We sat at a pub table by the window and waited for our sandwiches. The wait seemed a little long, but it was lunchtime so the restaurant was fairly busy. I had The Catcher in the Rye ($7.99), which is a Reuben served on marbled rye. Sandwiches are served with homemade potato chips. The rye bread was thick and soft, and the sauerkraut was fresh and crunchy. The corned beef was thickly sliced and lean. It was topped with Swiss cheese and Thousand Island dressing. My sandwich was great, but a little dry. The homemade potato chips were amazing. I was feeling hungry, so I also ordered a chocolate chocolate chip cookie. I was in heaven! It was soft and delicious with gooey chocolate chips inside.
My friend ordered The Great Gatsby ($8.99) on marbled rye -- a ham, roast beef, turkey, and cheddar sandwich topped with bacon cream cheese. Once again, the thick marbled rye was soft and fresh. All the ingredients were moist and enjoyable. It was also a bit dry, though. My friend raved about the homemade potato chips.

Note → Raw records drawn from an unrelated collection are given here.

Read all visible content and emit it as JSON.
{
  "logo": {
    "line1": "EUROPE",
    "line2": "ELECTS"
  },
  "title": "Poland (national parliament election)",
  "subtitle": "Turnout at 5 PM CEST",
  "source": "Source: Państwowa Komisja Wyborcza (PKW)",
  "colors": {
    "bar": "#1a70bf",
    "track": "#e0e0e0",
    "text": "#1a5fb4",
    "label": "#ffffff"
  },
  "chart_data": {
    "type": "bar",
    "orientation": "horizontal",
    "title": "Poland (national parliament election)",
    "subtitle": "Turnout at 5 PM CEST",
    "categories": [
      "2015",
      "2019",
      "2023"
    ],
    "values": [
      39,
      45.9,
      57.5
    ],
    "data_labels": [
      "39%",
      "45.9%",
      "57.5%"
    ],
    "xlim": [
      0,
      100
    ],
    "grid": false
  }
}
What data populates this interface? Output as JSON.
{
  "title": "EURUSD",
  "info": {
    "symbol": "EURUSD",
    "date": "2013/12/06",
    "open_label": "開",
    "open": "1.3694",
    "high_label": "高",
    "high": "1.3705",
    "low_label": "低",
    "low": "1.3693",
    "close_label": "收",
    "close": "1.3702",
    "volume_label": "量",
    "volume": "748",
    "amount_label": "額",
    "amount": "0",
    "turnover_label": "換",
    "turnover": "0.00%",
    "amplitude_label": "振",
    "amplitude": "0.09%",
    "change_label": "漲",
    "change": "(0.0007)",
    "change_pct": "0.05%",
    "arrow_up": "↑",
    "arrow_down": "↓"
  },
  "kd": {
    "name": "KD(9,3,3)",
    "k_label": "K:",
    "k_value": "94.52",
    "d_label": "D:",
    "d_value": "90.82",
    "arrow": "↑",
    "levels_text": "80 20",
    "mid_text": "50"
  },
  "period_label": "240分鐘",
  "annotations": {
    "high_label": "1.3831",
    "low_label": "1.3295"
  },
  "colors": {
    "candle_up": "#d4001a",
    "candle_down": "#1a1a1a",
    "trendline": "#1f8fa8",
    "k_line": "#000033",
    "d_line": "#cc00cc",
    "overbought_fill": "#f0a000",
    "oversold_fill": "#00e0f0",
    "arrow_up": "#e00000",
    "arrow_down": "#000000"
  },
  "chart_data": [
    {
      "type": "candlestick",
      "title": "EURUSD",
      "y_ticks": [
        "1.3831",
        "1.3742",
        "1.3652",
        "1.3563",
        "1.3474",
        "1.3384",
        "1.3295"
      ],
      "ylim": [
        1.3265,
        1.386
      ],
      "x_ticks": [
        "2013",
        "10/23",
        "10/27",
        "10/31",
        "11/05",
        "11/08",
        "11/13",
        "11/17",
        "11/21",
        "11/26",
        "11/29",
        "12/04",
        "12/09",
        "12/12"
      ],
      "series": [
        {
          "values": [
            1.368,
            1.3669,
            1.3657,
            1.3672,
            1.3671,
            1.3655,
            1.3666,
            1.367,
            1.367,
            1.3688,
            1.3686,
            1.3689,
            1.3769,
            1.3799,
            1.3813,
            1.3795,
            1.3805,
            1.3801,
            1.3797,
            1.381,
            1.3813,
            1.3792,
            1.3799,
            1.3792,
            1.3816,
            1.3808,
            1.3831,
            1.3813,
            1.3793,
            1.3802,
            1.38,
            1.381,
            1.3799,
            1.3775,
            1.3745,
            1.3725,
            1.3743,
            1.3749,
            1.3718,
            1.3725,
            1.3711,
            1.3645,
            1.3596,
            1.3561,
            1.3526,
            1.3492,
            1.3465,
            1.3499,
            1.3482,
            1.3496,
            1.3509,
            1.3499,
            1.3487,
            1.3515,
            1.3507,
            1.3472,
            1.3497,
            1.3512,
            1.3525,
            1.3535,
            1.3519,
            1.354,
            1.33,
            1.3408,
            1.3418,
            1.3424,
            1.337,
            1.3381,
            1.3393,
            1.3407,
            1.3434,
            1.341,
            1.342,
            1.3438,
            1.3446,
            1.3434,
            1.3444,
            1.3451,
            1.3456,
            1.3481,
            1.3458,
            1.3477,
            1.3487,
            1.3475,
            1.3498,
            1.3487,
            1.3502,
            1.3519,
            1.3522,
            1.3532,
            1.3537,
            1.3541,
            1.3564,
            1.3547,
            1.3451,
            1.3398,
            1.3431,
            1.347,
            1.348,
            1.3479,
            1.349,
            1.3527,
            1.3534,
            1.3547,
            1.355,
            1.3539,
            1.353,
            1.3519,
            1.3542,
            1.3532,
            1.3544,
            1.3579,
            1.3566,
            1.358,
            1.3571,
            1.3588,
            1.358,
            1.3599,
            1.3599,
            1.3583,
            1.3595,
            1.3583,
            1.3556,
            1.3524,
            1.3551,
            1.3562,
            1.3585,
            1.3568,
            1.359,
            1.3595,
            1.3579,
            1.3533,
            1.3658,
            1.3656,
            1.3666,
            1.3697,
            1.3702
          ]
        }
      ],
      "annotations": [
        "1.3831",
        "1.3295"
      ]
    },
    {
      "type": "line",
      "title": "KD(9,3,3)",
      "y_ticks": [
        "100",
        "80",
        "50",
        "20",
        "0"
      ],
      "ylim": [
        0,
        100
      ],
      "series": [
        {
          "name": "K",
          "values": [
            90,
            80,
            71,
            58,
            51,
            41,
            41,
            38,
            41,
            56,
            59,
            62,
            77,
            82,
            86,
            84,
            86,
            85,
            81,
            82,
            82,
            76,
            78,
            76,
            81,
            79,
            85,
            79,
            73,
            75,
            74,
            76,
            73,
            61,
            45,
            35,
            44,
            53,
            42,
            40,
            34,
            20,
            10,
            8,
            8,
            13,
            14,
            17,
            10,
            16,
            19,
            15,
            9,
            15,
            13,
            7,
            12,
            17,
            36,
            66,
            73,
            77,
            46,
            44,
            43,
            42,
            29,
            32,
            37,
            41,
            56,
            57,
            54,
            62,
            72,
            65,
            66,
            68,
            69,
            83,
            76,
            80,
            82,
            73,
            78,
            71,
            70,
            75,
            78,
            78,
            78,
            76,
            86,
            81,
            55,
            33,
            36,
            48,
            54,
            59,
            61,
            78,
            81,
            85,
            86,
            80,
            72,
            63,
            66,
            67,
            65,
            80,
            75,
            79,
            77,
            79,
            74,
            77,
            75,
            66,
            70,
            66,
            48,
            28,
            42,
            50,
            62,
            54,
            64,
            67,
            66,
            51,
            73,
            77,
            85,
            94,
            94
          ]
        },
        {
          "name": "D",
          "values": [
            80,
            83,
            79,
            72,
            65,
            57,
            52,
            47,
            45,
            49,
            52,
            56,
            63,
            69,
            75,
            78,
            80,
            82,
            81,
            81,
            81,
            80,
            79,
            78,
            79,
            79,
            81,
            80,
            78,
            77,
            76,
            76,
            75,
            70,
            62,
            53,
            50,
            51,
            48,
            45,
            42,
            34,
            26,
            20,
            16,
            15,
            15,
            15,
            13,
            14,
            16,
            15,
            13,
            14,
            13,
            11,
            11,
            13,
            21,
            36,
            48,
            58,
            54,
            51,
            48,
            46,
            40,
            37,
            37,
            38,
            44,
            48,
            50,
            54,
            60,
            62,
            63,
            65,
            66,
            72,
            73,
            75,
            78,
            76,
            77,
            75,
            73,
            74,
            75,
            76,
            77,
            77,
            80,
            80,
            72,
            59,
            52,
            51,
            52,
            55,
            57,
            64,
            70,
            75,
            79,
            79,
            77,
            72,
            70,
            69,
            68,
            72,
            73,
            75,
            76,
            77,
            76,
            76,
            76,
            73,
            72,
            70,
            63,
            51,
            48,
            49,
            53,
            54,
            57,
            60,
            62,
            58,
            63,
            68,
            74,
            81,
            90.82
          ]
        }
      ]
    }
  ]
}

My experience at this establishment was both fun and enjoyable. I can definitely say that I will be returning to the Phoenix, and hopefully soon. I intend to try the bagels and bakery items next.
The Phoenix offers more than just food and atmosphere -- there's also live music and poetry readings, not to mention the huge library. This establishment is definitely a lot of fun. The greatest part is that they are locally owned and support the local economy. The espresso is purchased from Endo's Coffee which is roasted in Stillwater.